The Ronald Reagan–appointed conservative jurist J. Harvie Wilkinson issued an opinion the other day denying an attempt by the administration to delay its efforts to bring Abrego Garcia back to the U.S., saying that Trump is creating “a conflict that promises to diminish both” branches of government. “The Judiciary will lose much from the constant intimations of its illegitimacy, to which by dent of custom and detachment we can only sparingly reply. The Executive will lose much from a public perception of its lawlessness and all of its attendant contagions. The Executive may succeed for a time in weakening the courts, but over time history will script the tragic gap between what was and all that might have been, and law in time will sign its epitaph.”

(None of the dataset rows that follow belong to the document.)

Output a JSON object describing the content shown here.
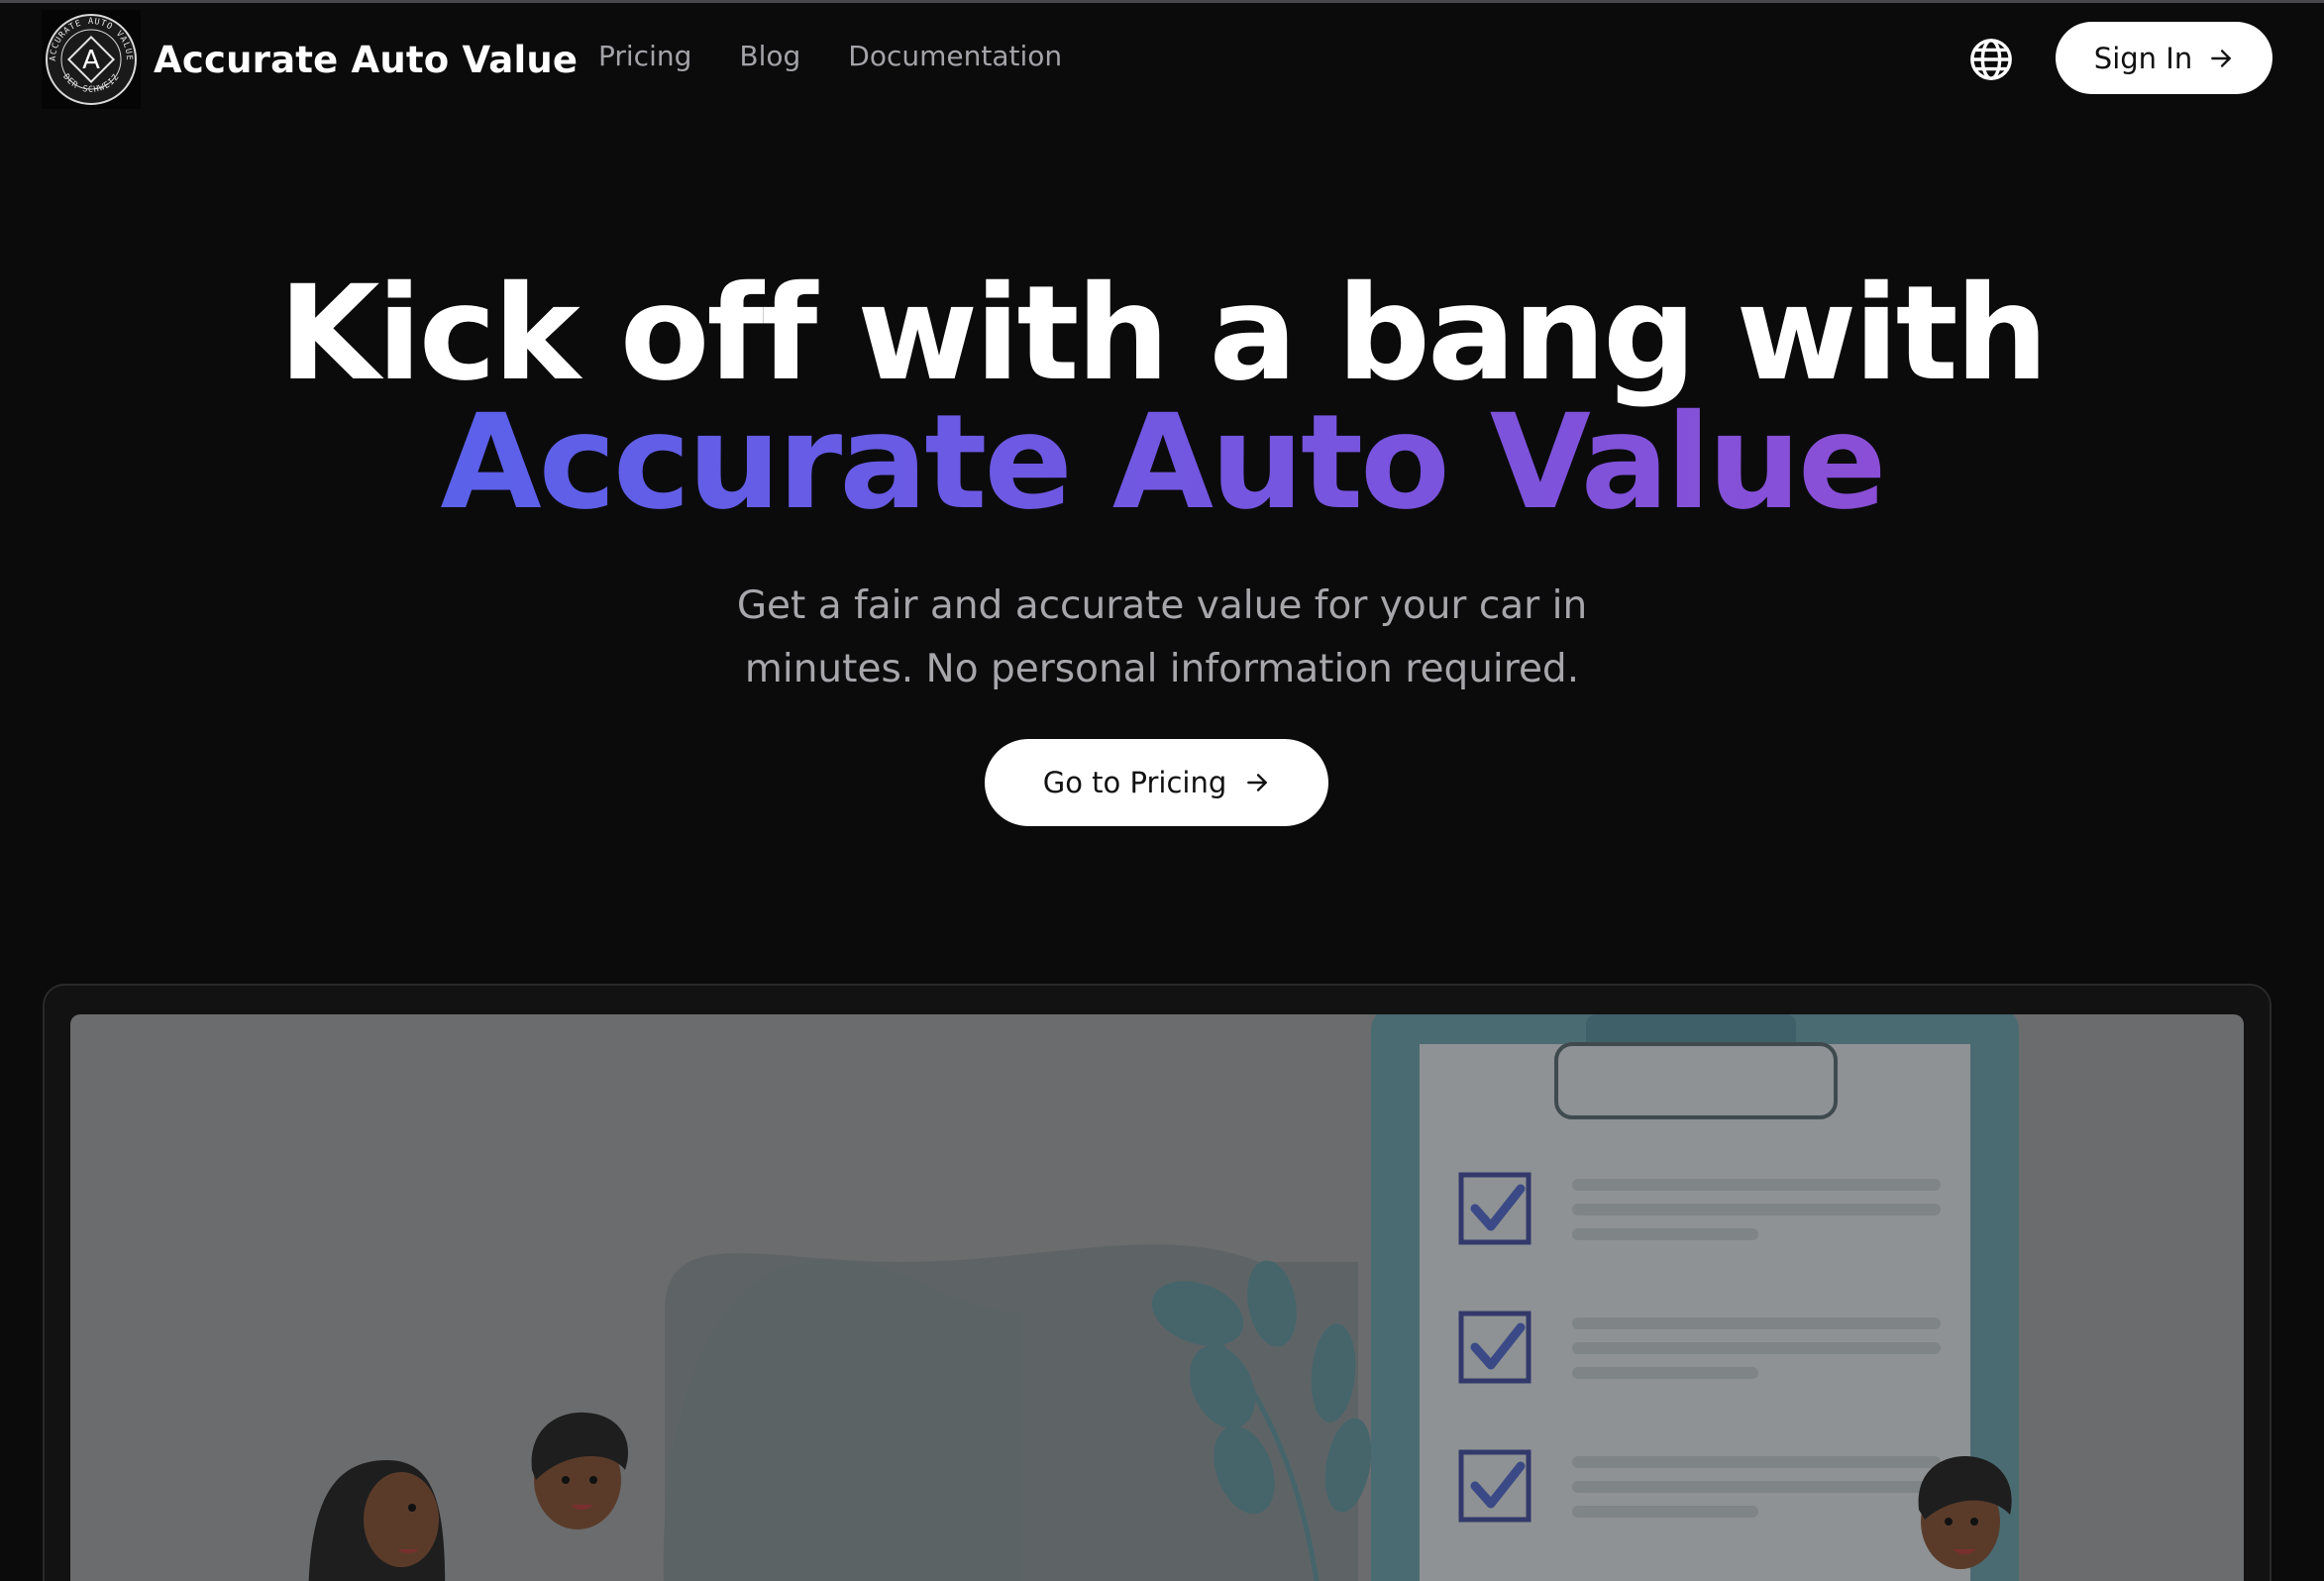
{
  "header": {
    "brand_name": "Accurate Auto Value",
    "logo": {
      "letter": "A",
      "ring_text_top": "ACCURATE AUTO VALUE",
      "ring_text_bottom": "DER SCHWEIZ"
    },
    "nav": [
      {
        "label": "Pricing"
      },
      {
        "label": "Blog"
      },
      {
        "label": "Documentation"
      }
    ],
    "language_icon": "globe-icon",
    "sign_in_label": "Sign In"
  },
  "hero": {
    "title_line1": "Kick off with a bang with",
    "title_line2": "Accurate Auto Value",
    "subtitle": "Get a fair and accurate value for your car in minutes. No personal information required.",
    "cta_label": "Go to Pricing"
  },
  "colors": {
    "background": "#0b0b0c",
    "gradient_start": "#5b61ea",
    "gradient_end": "#8a4fd6",
    "nav_text": "#a3a3a8",
    "button_bg": "#ffffff"
  },
  "preview": {
    "illustration": "clipboard-checklist-illustration",
    "checkbox_count": 3
  }
}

At the end of April, Trump’s DOJ charged Hannah Dugan, a Wisconsin judge, with obstructing justice for the alleged crime of preventing ICE from arresting an illegal alien in her courtroom. The specter of using force to intimidate judges is a direct effort to undermine judicial independence and cow into submission the last branch of government that stands in the president’s way. Attorney General Pam Bondi used the incident to go on cable TV to say that the administration was “sending a very strong message” and that “we will come after you and we will prosecute you.”

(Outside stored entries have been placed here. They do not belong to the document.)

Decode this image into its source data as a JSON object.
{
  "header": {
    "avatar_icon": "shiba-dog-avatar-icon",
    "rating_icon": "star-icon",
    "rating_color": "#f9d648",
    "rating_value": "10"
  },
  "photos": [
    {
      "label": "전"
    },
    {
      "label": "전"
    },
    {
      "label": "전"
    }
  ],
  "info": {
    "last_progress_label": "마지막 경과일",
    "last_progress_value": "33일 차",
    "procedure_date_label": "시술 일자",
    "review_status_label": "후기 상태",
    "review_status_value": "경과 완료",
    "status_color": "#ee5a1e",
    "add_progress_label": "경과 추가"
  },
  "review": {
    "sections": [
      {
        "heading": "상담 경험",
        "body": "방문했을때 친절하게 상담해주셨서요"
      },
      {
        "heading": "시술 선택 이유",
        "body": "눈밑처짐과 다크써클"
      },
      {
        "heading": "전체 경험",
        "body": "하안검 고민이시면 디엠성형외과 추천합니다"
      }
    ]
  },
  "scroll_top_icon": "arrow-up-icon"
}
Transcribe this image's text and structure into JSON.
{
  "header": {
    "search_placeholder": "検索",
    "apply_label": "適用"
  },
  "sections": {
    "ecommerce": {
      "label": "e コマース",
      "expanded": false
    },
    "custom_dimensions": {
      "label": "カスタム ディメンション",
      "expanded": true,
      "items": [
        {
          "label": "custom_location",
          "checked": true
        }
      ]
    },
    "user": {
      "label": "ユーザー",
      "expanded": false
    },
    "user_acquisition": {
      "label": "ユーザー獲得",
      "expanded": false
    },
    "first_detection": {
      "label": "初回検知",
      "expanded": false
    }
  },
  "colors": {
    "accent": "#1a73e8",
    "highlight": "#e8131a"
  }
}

The United States once revered the rule of law. Americans believed that those who rule the country should be governed by it, and that it should be applied equally to each of us. Being subject to law means that government action is, as a general matter, less arbitrary, more predictable, less commanding, less subject to personal whims, and, in the end, less coercive. The rule of law is what makes citizens freer to say and do what they please.

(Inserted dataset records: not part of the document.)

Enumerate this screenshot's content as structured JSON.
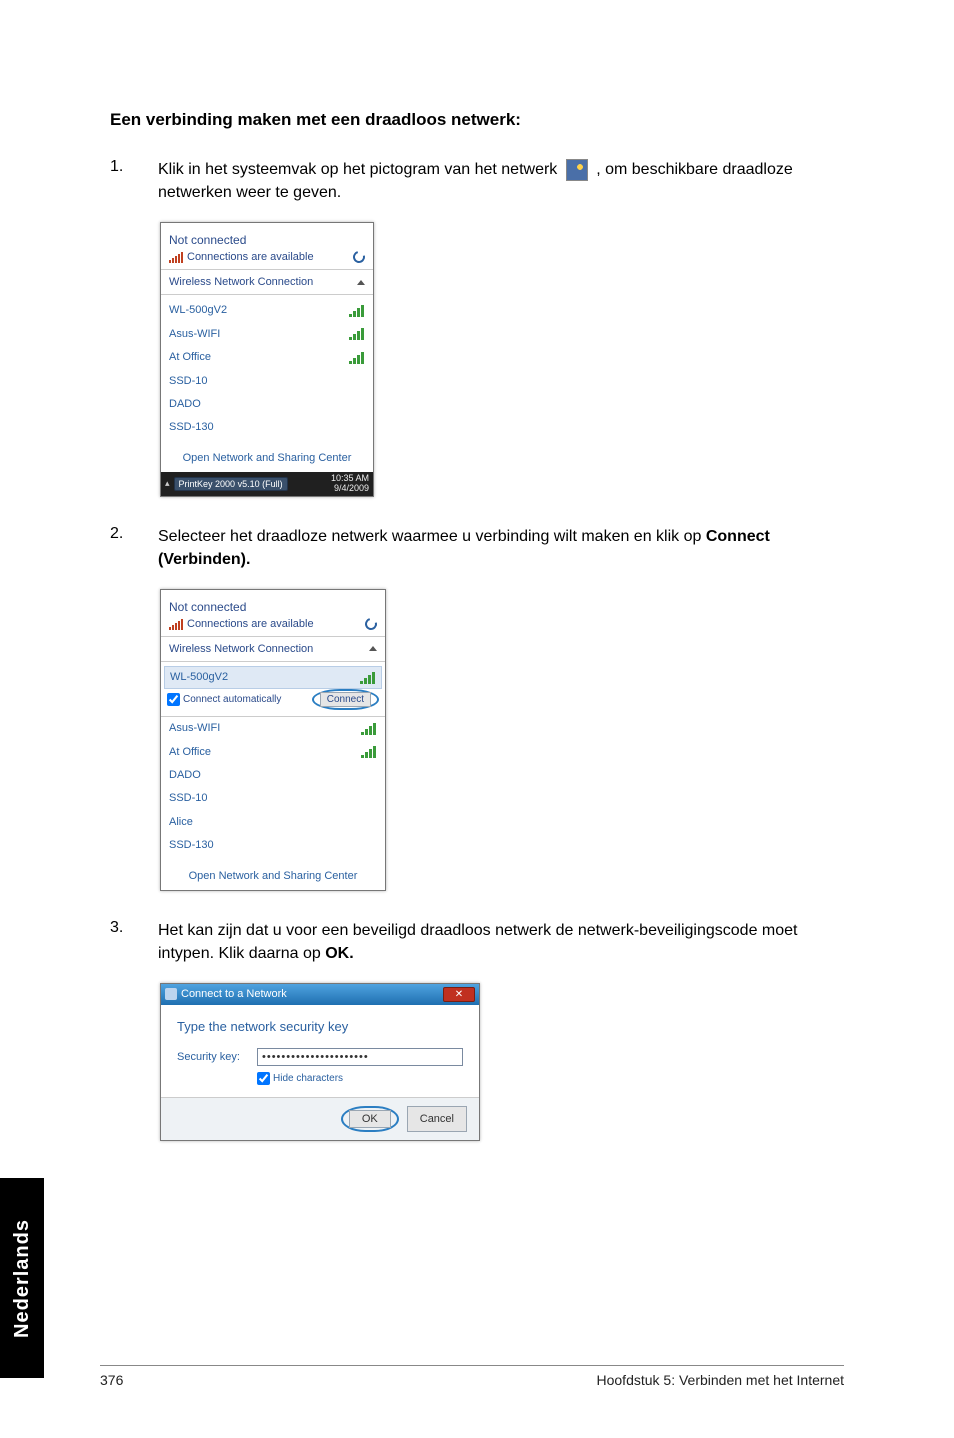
{
  "side_tab": "Nederlands",
  "heading": "Een verbinding maken met een draadloos netwerk:",
  "steps": {
    "s1": {
      "num": "1.",
      "before": "Klik in het systeemvak op het pictogram van het netwerk ",
      "after": " , om beschikbare draadloze netwerken weer te geven."
    },
    "s2": {
      "num": "2.",
      "text_a": "Selecteer het draadloze netwerk waarmee u verbinding wilt maken en klik op ",
      "text_b": "Connect (Verbinden)."
    },
    "s3": {
      "num": "3.",
      "text_a": "Het kan zijn dat u voor een beveiligd draadloos netwerk de netwerk-beveiligingscode moet intypen. Klik daarna op ",
      "text_b": "OK."
    }
  },
  "popup1": {
    "status": "Not connected",
    "avail": "Connections are available",
    "section": "Wireless Network Connection",
    "items": [
      "WL-500gV2",
      "Asus-WIFI",
      "At Office",
      "SSD-10",
      "DADO",
      "SSD-130"
    ],
    "footer_link": "Open Network and Sharing Center",
    "tb_btn": "PrintKey 2000 v5.10 (Full)",
    "tb_time": "10:35 AM",
    "tb_date": "9/4/2009"
  },
  "popup2": {
    "status": "Not connected",
    "avail": "Connections are available",
    "section": "Wireless Network Connection",
    "selected": "WL-500gV2",
    "auto_label": "Connect automatically",
    "connect": "Connect",
    "items": [
      "Asus-WIFI",
      "At Office",
      "DADO",
      "SSD-10",
      "Alice",
      "SSD-130"
    ],
    "footer_link": "Open Network and Sharing Center"
  },
  "dialog": {
    "title": "Connect to a Network",
    "prompt": "Type the network security key",
    "label": "Security key:",
    "value": "••••••••••••••••••••••",
    "hide": "Hide characters",
    "ok": "OK",
    "cancel": "Cancel"
  },
  "footer": {
    "page": "376",
    "chapter": "Hoofdstuk 5: Verbinden met het Internet"
  }
}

Maintaining the rule of law is premised on the neutrality of DOJ employees. They must be committed to treating similar cases and defendants alike. They must apply the law without regard to political and social factors. And they must act without creating a fear of retribution or an expectation of receiving favors in return.

That is what Americans should be crying out for today. I fear it might already be too late to restore the faith in law we once had. The courts cannot save themselves, and Congress is supine. Significant damage to institutions has already been done.

Americans must reject the nightmare that lies ahead. They must work to restore a society of laws, and they can do so at the ballot box. But first, they must recognize the disease; only then can they demand a cure.